The announcement, reported by Tom’s Hardware, has drawn attention across the semiconductor industry, which is increasingly searching for alternatives to traditional computing.

How Optical Computing Changes the Equation
Unlike conventional GPUs that move electrons through silicon, Neurophos uses photons to perform calculations. Light can switch much faster and generate less heat, allowing more work to be done in the same amount of time. Neurophos says it has overcome a long-standing barrier in optical computing by shrinking optical components enough to fit densely on a chip made with existing manufacturing technology.
This allows the company to rely on a single, very large optical compute matrix running at extremely high speeds, rather than hundreds of smaller compute cores.
How This Compares With Nvidia’s Approach
Nvidia remains the dominant force in AI hardware, and its latest platforms still rely on traditional silicon GPUs.

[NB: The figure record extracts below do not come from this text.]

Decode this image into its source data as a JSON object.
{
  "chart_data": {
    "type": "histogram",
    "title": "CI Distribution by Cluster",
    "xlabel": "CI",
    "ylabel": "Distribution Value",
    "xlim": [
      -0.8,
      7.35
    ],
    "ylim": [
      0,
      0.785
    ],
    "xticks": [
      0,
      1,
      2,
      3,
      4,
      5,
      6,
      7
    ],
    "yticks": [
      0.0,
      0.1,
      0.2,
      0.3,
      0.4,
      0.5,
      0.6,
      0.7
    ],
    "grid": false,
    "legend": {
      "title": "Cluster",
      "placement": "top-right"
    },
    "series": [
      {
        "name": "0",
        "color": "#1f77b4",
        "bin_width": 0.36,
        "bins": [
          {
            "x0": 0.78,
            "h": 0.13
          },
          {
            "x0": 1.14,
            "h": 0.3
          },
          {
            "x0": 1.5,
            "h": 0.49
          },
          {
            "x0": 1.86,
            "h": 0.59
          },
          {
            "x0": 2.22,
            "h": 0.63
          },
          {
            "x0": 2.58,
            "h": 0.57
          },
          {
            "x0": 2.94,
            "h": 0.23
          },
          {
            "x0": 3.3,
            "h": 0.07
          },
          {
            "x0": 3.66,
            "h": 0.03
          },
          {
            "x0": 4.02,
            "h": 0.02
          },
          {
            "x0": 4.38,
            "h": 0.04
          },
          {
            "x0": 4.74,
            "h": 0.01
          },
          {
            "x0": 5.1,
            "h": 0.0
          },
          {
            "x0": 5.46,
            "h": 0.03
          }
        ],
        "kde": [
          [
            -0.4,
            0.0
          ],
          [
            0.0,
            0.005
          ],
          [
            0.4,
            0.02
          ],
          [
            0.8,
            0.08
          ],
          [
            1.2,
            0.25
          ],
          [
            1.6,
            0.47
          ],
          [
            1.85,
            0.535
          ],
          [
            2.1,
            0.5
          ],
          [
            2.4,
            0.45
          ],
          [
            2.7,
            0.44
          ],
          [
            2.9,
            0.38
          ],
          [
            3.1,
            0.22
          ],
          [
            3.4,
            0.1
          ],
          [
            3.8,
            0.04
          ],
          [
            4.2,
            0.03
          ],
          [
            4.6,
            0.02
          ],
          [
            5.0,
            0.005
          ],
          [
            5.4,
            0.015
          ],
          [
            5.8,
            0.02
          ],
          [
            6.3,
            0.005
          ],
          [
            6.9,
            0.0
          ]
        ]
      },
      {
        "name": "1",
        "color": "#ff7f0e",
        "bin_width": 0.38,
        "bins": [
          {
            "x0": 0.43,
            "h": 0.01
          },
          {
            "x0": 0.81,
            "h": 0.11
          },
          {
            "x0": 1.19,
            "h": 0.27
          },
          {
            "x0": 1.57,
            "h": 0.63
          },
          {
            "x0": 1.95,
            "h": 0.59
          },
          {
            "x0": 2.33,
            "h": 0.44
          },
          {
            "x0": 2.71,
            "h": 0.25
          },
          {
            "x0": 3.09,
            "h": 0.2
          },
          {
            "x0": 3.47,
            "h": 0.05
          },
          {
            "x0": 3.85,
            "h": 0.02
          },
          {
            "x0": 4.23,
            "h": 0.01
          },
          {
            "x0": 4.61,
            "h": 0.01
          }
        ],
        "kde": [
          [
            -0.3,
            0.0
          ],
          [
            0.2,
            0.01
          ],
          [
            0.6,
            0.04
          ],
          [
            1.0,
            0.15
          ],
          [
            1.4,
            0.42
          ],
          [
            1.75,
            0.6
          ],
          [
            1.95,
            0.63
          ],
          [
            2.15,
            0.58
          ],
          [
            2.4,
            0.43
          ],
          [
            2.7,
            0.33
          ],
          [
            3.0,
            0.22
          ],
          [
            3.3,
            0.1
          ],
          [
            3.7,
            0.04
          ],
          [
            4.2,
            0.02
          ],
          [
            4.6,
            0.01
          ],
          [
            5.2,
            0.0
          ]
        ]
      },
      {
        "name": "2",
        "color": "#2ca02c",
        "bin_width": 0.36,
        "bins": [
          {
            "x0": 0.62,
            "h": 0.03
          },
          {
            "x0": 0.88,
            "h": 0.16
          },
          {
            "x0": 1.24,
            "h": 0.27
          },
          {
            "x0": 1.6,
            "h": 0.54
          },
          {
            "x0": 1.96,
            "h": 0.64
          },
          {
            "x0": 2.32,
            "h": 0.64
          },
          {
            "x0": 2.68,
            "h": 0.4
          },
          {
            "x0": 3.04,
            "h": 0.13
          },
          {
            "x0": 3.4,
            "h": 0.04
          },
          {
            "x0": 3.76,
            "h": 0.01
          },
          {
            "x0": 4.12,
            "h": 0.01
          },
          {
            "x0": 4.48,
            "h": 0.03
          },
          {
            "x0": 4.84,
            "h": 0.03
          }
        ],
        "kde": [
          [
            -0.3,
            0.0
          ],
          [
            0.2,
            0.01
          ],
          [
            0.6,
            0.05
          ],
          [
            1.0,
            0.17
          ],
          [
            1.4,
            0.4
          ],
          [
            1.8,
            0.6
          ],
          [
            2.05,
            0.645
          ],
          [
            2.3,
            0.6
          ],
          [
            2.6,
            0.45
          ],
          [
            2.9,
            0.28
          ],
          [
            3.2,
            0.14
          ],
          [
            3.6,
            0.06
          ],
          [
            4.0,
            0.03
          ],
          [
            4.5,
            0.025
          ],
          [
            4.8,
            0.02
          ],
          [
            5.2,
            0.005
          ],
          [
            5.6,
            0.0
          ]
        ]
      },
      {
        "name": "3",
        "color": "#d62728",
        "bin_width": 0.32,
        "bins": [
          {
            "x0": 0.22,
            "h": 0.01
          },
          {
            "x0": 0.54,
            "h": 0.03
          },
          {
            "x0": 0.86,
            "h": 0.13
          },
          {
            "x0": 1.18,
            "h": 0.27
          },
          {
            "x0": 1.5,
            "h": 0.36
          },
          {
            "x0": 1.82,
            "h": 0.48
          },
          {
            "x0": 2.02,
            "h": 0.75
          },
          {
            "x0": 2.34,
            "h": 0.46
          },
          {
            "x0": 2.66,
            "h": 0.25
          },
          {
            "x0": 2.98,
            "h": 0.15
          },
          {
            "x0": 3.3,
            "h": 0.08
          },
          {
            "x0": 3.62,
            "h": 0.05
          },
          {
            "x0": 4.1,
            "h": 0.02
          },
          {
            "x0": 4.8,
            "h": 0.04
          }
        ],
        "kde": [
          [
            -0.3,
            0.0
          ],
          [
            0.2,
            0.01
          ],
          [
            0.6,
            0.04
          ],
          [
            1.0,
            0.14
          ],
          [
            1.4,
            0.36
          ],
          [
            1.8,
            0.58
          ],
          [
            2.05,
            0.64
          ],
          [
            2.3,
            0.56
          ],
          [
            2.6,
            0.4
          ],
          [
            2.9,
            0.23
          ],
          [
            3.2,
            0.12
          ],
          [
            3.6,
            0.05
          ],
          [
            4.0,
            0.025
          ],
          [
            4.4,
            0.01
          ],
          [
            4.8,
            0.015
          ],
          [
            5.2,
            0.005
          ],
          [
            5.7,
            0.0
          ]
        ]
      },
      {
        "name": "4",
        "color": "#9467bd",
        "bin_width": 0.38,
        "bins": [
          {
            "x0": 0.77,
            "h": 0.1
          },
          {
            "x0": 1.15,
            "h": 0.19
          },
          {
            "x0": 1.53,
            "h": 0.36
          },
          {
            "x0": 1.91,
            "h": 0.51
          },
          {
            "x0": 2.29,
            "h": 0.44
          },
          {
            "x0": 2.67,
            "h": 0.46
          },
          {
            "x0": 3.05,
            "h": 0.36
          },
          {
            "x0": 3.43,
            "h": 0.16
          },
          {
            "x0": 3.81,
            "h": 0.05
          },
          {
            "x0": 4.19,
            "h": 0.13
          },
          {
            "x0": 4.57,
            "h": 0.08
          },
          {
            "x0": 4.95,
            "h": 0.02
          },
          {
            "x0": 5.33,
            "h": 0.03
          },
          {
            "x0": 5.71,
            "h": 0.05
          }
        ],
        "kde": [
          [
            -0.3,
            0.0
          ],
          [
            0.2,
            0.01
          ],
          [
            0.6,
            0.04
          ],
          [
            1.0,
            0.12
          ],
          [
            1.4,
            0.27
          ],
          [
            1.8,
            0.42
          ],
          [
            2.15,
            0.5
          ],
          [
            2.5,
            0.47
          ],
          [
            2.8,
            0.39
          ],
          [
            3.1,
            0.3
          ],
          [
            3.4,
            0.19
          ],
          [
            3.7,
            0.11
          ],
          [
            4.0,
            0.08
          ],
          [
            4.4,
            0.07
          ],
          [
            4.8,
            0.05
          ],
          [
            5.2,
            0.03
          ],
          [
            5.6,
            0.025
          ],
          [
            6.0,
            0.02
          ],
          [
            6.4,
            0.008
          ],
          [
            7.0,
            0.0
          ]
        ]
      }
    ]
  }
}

While Nvidia is adopting photonics for faster data transfer between chips, the actual AI computation remains electronic. Neurophos, by contrast, is attempting true optical computation, representing a more radical shift in chip design.
Is Nvidia’s Dominance at Risk?
For now, Nvidia is safe. Neurophos is still years away from mass production and faces major engineering and software challenges. However, the project signals a possible future where optical computing complements or even replaces parts of today’s AI hardware, potentially reshaping the tech and AI industries over the next decade.